John Lydon biography
John Joseph Lydon (born 31 January 1956), also known by the former stage name Johnny Rotten, is a singer-songwriter and television presenter, best known as the lead singer of punk rock band the Sex Pistols from 1975 until 1978, and again for various revivals during the 1990s and 2000s. He is the lead singer of the post-punk band Public Image Ltd, which he founded and fronted from 1978 until 1993, and again from 2009. Throughout his career, Lydon has made controversial or dismissive comments about the royal family and other subjects. There has been a recent revival of a 1980s movement to have Lydon knighted for his achievements with the Sex Pistols. Q Magazine remarked that "somehow he's assumed the status of national treasure."

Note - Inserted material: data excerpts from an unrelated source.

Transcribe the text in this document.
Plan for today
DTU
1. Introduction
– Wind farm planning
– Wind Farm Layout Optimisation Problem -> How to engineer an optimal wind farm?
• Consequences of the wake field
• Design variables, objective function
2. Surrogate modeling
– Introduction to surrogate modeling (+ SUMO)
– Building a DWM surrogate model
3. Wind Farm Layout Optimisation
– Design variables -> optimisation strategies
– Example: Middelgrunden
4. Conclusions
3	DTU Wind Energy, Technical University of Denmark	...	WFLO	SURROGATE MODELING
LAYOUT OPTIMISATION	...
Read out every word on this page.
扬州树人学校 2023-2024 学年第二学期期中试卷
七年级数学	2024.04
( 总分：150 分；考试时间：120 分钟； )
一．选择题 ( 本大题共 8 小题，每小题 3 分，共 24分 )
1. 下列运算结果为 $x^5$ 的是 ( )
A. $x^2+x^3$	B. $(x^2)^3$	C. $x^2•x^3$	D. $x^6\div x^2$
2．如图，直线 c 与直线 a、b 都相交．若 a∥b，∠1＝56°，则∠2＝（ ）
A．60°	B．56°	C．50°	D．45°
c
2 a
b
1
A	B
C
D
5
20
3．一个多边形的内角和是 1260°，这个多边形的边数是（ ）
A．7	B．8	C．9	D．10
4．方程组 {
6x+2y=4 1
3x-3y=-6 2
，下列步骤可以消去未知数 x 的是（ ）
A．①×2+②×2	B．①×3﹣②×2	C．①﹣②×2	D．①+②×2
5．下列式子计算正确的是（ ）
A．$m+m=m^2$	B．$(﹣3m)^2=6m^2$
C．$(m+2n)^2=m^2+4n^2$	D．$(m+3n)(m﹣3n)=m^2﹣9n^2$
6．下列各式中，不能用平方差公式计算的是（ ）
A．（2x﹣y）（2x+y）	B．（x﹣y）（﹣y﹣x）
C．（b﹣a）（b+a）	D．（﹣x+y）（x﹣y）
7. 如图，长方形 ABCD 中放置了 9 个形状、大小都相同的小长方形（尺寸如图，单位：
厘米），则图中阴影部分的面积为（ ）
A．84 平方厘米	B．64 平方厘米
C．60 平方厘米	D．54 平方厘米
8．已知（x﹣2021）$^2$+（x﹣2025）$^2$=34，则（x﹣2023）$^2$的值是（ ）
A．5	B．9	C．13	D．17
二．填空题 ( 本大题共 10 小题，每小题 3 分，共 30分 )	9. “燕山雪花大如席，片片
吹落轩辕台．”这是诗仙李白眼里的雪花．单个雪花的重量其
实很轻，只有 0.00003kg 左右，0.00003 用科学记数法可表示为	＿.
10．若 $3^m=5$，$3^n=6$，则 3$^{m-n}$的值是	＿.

Lydon's personally crafted image and fashion style led to him being asked to become the singer of the Sex Pistols by their manager, Malcolm McLaren. With the Pistols, he penned singles including "Anarchy in the U.K.", "God Save the Queen" and "Holidays in the Sun", the content of which precipitated the "last and greatest outbreak of pop-based moral pandemonium" in Britain. The band caused nationwide uproar in much of the media, who objected to the content of Lydon's lyrics, and their antics, which included swearing on live television, in which Steve Jones called Bill Grundy a "fucking rotter". Due to the band's appearance in the media, Lydon was largely seen as the figurehead of the punk movement in the public image although this idea was not widely supported amongst the punk movement itself. Despite the negative reaction that they provoked, they are now regarded as one of the most influential acts in the history of popular music.

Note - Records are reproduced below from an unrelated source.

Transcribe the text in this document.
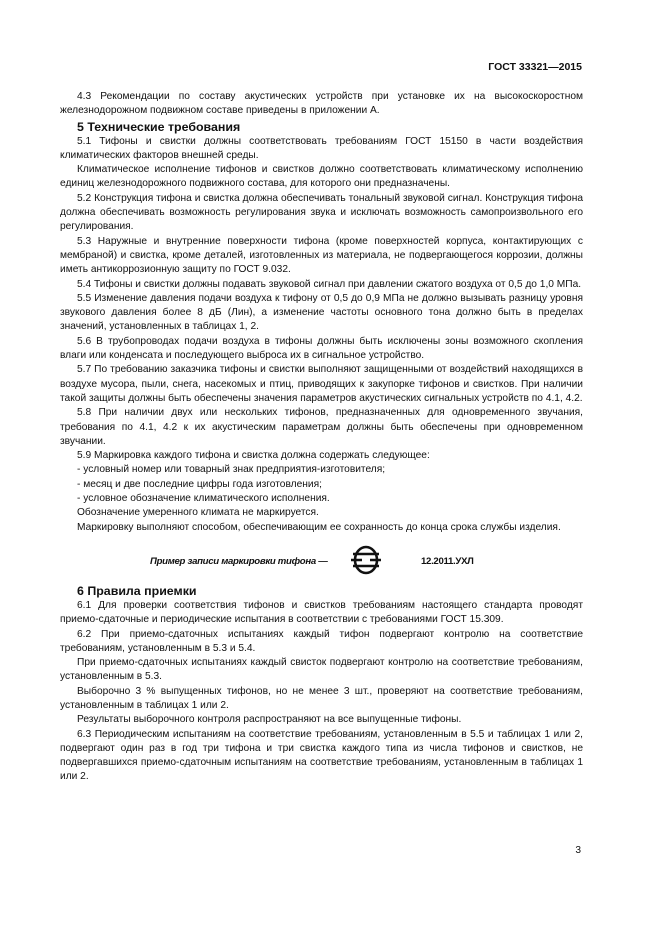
ГОСТ 33321—2015

4.3 Рекомендации по составу акустических устройств при установке их на высокоскоростном железнодорожном подвижном составе приведены в приложении А.

5 Технические требования

5.1 Тифоны и свистки должны соответствовать требованиям ГОСТ 15150 в части воздействия климатических факторов внешней среды.

Климатическое исполнение тифонов и свистков должно соответствовать климатическому исполнению единиц железнодорожного подвижного состава, для которого они предназначены.

5.2 Конструкция тифона и свистка должна обеспечивать тональный звуковой сигнал. Конструкция тифона должна обеспечивать возможность регулирования звука и исключать возможность самопроизвольного его регулирования.

5.3 Наружные и внутренние поверхности тифона (кроме поверхностей корпуса, контактирующих с мембраной) и свистка, кроме деталей, изготовленных из материала, не подвергающегося коррозии, должны иметь антикоррозионную защиту по ГОСТ 9.032.

5.4 Тифоны и свистки должны подавать звуковой сигнал при давлении сжатого воздуха от 0,5 до 1,0 МПа.

5.5 Изменение давления подачи воздуха к тифону от 0,5 до 0,9 МПа не должно вызывать разницу уровня звукового давления более 8 дБ (Лин), а изменение частоты основного тона должно быть в пределах значений, установленных в таблицах 1, 2.

5.6 В трубопроводах подачи воздуха в тифоны должны быть исключены зоны возможного скопления влаги или конденсата и последующего выброса их в сигнальное устройство.

5.7 По требованию заказчика тифоны и свистки выполняют защищенными от воздействий находящихся в воздухе мусора, пыли, снега, насекомых и птиц, приводящих к закупорке тифонов и свистков. При наличии такой защиты должны быть обеспечены значения параметров акустических сигнальных устройств по 4.1, 4.2.

5.8 При наличии двух или нескольких тифонов, предназначенных для одновременного звучания, требования по 4.1, 4.2 к их акустическим параметрам должны быть обеспечены при одновременном звучании.

5.9 Маркировка каждого тифона и свистка должна содержать следующее:

- условный номер или товарный знак предприятия-изготовителя;

- месяц и две последние цифры года изготовления;

- условное обозначение климатического исполнения.

Обозначение умеренного климата не маркируется.

Маркировку выполняют способом, обеспечивающим ее сохранность до конца срока службы изделия.

Пример записи маркировки тифона —	12.2011.УХЛ
6 Правила приемки

6.1 Для проверки соответствия тифонов и свистков требованиям настоящего стандарта проводят приемо-сдаточные и периодические испытания в соответствии с требованиями ГОСТ 15.309.

6.2 При приемо-сдаточных испытаниях каждый тифон подвергают контролю на соответствие требованиям, установленным в 5.3 и 5.4.

При приемо-сдаточных испытаниях каждый свисток подвергают контролю на соответствие требованиям, установленным в 5.3.

Выборочно 3 % выпущенных тифонов, но не менее 3 шт., проверяют на соответствие требованиям, установленным в таблицах 1 или 2.

Результаты выборочного контроля распространяют на все выпущенные тифоны.

6.3 Периодическим испытаниям на соответствие требованиям, установленным в 5.5 и таблицах 1 или 2, подвергают один раз в год три тифона и три свистка каждого типа из числа тифонов и свистков, не подвергавшихся приемо-сдаточным испытаниям на соответствие требованиям, установленным в таблицах 1 или 2.

3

Lydon left the Pistols in 1978 to found his own band, Public Image Ltd, that was far more experimental in nature, and which has been described as "arguably the first post-rock group". Although never as commercially successful as the Pistols, the band produced eight albums and a string of singles, including "Public Image", "Death Disco", and "Rise", before they went on hiatus in 1993, reforming in 2009.

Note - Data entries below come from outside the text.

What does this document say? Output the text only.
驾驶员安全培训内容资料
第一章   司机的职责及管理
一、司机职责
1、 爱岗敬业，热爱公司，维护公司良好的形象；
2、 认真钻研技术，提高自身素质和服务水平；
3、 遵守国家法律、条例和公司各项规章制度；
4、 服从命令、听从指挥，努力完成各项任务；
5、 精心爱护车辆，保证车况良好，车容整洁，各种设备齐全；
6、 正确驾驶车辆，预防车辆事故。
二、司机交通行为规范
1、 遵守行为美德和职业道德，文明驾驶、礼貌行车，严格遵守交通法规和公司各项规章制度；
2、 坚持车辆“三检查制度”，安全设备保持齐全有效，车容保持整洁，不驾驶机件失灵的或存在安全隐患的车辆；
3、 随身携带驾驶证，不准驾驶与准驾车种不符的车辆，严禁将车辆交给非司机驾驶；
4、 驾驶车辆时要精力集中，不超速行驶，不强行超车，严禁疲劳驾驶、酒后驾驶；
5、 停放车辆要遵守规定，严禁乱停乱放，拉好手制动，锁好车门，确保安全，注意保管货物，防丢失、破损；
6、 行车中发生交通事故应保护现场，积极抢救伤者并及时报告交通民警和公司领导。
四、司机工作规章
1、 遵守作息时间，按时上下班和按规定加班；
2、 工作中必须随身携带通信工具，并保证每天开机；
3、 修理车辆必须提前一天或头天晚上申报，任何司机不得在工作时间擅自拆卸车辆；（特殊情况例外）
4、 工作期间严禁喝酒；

In subsequent years, Lydon hosted a number of television shows in the UK, US and Belgium, as well as writing an autobiography, Rotten: No Irish, No Blacks, No Dogs (1993), and producing some solo musical work, such as the album Psycho's Path (1997).
Biography
Early life: 1956-1974
Lydon was born in London on 31 January 1956. His parents, John Christopher and Eileen (née Barry) Lydon, were working class immigrants from Ireland, and moved into a two-room Victorian flat with an outdoor toilet in Benwell Road, Finsbury Park, an area in the north of the city. At the time, the area was largely impoverished, with a high crime rate and a population comprised predominantly of working class Irish and Jamaican migrants. Lydon spent Summer holidays in his mother's native County Cork, where he also allegedly suffered abuse and name-calling for having an English accent, a prejudice he claims he still receives today even though he travels under an Irish passport. John was the eldest of four brothers, and as the eldest, he had to look after his siblings due to his mother's regular illnesses. As a child, he lived on the edge of an industrial estate, and would often play with friends in the factories when they were closed. He belonged to a local gang of neighbourhood kids, and would often end up in fights with other groups, something he would later look back on with fond memories: "Hilarious fiascoes, not at all like the knives and guns of today. The meanness wasn't there. It was more like yelling, shouting, throwing stones, and running away giggling. Maybe the reality was coloured by my youth." Describing himself as a "very shy" and "very retiring" kid who was "nervous as hell", he hated going to school, where he would get caned as punishment and where he "had several embarrassing incidents"¦ I would shit my pants and be too scared to ask the teacher to leave the class. I'd sit there in a pants load of poo all day long."
When he was seven years old he contracted spinal meningitis and was hospitalised for a whole year in St. Anne's Hospital in Highgate. Throughout the entire experience he suffered from hallucinations, nausea and headaches, whilst the treatments administered by the nurses involved drawing fluid out of his spine with a surgical needle, something that left him with a permanent spinal curvature. The meningitis was also responsible for giving him what he would later describe as the "Lydon stare", and for him, this experience was "the first step that put me on the road to Rotten".